Widespread use of automated external defibrillators throughout
Japan more than doubled the percentage of people who survived heart
attacks, researchers reported.
The finding reinforces the growing evidence that the devices, which
allow untrained people to deliver shocks to a stopped heart, can
save lives.
It "should encourage other countries or communities to promote
public-access defibrillation programs," the research team, led by
Dr Tetsuhisa Kitamura of the Kyoto University Health Service,
reported in the New England Journal of Medicine.
In July 2004, Japan made it legal for any of its 127 million
citizens to use an automated external defibrillator, or AED.

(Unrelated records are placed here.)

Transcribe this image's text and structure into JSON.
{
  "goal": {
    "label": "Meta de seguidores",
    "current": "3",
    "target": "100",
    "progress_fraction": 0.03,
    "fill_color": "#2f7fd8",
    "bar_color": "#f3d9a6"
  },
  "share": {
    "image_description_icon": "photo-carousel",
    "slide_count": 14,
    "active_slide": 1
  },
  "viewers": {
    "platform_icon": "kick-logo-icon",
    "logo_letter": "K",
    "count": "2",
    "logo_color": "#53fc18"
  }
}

During the study, which looked at 300,000 heart attacks from
2005 to 2007, the number of defibrillators available to the public
rose from 9,906 to 88,265.
An electrical shock from a defibrillator can restore the heart's
normal rhythm and reverse cardiac arrest.
AEDs are a portable version of the devices that automatically
analyze the heart's rhythm and, if needed, instruct the user to
deliver a shock.
The researchers found that widespread availability of the
defibrillators cut the time it took to shock a stopped heart to 2.2
minutes from 3.7 minutes.
One month after a cardiac arrest, 31.6% of the patients were alive
with only minimal impairment if a public AED unit was used,
compared to 14.4% if one was not.
About four percent of the heart attack victims were lucky enough to
have a bystander respond and use an AED.
"We also found that increasing the number of public-access AEDs per
square kilometre of inhabited area was strongly associated with
shortening the time to the administration of a first shock and in
increasing the number of patients who survived with minimal
neurologic impairment after receiving a shock," the researchers
wrote.
The best place to put AEDs is a matter for debate.
Airports or casinos seem to be good locations and homes do not,
they said, citing other studies.
One quarter of the Japanese units are in schools, 19% are in
medical or nursing facilities, and 16% are in workplaces.
AEDs typically cost between $1,500 and $2,000.